“King Kong Lives”

1986-king-kong-lives-poster1The moment a movie’s title appears on-screen is always a huge opportunity to set the tone for the audience. So what does it say about “King Kong Lives” that the movie’s title appears over a shot of desktop computers with gentle music better-suited for something with Sally Field? This is a title that demands an exclamation point, but gets a weak little shrug instead. “King Kong Lives, I Guess.” Or, considering what actually happens in the movie, you could call it “King Kong Lives…For A While.” But we’re getting ahead of ourselves.

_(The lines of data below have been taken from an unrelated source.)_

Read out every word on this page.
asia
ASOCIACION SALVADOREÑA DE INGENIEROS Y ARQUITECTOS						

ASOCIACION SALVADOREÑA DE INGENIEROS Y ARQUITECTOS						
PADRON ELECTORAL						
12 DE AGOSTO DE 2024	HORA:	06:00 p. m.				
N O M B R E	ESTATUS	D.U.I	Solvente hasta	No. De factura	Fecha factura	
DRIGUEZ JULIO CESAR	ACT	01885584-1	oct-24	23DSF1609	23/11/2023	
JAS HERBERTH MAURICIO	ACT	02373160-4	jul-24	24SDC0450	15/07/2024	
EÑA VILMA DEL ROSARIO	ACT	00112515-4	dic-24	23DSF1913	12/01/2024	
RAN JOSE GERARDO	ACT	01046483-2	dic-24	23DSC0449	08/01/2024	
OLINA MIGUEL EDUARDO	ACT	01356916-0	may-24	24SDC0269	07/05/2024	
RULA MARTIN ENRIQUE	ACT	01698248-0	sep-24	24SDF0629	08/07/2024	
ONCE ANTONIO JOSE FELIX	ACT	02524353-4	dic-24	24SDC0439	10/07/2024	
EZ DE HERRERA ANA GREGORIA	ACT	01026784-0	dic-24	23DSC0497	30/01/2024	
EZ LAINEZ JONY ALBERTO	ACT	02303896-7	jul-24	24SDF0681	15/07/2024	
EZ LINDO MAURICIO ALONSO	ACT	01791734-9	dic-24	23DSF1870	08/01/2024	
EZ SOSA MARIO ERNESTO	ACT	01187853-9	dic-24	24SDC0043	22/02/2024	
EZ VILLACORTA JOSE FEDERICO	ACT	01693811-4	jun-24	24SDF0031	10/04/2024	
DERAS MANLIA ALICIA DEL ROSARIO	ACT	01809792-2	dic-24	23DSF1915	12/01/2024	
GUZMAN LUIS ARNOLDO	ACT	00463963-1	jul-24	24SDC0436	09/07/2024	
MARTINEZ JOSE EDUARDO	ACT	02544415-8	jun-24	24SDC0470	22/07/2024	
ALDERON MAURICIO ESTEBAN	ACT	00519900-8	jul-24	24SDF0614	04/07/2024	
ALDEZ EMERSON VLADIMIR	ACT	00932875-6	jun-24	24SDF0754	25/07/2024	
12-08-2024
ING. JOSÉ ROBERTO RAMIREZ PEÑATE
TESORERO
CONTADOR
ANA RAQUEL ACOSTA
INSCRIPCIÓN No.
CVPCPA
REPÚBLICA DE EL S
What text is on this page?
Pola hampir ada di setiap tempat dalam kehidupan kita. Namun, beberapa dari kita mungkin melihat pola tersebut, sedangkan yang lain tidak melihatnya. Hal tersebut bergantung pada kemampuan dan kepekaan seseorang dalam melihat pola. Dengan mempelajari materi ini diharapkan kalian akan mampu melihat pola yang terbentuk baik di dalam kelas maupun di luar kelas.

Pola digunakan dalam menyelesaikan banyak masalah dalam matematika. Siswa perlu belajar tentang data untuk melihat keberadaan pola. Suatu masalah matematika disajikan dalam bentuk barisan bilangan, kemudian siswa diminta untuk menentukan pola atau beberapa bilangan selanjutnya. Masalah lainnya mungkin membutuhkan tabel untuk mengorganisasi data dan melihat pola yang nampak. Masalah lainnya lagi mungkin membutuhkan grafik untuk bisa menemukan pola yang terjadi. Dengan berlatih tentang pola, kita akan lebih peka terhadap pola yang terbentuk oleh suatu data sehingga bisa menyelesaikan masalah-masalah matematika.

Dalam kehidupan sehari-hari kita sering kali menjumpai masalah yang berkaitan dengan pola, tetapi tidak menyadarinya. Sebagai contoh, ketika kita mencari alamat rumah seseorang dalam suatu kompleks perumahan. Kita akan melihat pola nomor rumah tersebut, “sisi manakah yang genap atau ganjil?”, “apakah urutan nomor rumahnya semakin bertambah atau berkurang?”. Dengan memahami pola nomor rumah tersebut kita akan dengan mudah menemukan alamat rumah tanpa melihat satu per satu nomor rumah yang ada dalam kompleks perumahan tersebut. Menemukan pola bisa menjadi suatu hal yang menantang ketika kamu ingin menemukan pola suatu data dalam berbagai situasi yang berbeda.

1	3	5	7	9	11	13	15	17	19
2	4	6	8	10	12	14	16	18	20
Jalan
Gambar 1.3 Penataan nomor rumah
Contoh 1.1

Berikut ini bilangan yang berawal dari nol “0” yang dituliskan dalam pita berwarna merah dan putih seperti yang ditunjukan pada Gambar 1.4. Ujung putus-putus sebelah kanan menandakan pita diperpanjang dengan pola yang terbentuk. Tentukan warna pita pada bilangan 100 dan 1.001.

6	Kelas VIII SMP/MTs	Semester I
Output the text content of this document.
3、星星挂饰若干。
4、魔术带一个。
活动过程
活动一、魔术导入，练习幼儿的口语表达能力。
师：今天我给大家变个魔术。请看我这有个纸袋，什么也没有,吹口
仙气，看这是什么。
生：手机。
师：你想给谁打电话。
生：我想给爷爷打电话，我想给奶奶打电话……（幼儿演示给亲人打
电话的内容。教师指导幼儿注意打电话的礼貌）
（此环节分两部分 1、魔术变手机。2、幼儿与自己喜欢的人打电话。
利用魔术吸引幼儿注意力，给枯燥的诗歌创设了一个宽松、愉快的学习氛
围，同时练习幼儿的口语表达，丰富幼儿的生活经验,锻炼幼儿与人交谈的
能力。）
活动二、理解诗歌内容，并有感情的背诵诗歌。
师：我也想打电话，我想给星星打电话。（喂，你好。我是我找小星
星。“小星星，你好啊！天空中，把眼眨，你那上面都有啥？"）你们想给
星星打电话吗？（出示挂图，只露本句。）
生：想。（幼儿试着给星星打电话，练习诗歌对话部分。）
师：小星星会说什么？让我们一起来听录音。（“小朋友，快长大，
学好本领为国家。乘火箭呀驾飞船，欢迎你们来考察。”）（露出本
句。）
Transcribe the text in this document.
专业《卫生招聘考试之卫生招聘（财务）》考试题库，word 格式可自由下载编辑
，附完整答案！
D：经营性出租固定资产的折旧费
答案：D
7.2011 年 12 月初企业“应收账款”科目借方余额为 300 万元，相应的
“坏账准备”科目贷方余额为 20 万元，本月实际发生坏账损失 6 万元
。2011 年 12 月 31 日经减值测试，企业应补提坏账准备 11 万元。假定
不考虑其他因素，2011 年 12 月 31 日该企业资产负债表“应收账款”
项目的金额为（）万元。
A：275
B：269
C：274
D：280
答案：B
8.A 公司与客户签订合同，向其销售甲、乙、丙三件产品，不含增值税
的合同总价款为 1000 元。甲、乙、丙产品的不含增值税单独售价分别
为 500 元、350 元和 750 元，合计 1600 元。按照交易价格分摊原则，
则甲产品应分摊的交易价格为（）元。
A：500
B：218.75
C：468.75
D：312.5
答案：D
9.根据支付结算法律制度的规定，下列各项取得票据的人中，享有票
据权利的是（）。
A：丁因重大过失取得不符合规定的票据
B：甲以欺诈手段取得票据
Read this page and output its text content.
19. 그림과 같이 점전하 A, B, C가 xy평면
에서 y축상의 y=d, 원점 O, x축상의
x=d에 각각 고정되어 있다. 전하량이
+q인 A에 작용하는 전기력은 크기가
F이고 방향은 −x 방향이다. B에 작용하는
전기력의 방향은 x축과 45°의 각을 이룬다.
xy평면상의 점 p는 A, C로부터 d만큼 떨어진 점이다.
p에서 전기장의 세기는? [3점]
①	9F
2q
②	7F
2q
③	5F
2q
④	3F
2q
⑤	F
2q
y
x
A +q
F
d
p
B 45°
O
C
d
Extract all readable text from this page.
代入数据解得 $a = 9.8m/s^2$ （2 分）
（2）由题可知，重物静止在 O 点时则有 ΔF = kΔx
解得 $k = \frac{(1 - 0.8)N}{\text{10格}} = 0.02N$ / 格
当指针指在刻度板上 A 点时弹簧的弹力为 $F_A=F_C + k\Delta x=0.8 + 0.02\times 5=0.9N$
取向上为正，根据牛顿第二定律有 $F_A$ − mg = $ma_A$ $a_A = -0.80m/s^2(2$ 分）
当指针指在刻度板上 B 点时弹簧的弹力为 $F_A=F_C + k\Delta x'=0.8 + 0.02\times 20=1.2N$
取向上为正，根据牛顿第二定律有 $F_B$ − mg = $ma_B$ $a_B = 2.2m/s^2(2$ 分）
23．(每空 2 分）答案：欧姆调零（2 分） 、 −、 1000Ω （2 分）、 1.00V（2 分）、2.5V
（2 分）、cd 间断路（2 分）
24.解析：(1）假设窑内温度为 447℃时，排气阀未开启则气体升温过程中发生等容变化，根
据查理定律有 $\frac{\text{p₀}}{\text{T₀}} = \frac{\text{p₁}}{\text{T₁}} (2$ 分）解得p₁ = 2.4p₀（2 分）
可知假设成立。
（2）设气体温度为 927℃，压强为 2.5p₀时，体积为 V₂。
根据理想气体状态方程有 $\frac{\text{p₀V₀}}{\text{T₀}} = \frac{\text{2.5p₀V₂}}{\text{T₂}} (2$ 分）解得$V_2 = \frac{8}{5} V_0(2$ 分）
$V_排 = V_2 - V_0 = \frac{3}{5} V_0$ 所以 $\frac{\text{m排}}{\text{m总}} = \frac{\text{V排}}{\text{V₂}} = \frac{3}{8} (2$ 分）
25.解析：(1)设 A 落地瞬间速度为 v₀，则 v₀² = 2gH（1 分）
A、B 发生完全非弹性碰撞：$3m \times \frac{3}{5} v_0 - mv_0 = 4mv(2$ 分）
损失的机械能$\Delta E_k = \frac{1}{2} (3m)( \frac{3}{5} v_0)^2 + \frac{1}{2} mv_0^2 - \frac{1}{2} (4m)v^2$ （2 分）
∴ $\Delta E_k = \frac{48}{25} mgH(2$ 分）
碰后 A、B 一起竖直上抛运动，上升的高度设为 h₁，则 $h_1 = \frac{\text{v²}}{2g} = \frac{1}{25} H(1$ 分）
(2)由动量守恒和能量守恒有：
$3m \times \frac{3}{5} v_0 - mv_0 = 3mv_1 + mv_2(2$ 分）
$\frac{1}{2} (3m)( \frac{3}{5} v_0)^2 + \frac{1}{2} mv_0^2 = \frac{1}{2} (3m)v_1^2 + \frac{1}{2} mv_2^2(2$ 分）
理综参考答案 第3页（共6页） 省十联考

This is a direct sequel to Dino De Laurentis’ 1976 remake “Kong,” and it reminds us of that fact right away by starting with the last couple of minutes of that movie. Say hello and goodbye to Jessica Lange and Jeff Bridges, as well as the city of New York. Since Kong’s unfortunate visit to the World Trade Center in the ’76 movie, he has been transferred to a university outside Atlanta, where he’s been on life support in a coma for the last 10 years. Linda Hamilton is a surgeon who has been keeping the giant gorilla alive all this time while working on an artificial heart the size of a Volkswagen. I don’t mean to sound callous to Kong’s plight, but what does the university expect to learn about a giant gorilla with an artificial heart that they couldn’t learn in the 10 years they’ve had him under sedation?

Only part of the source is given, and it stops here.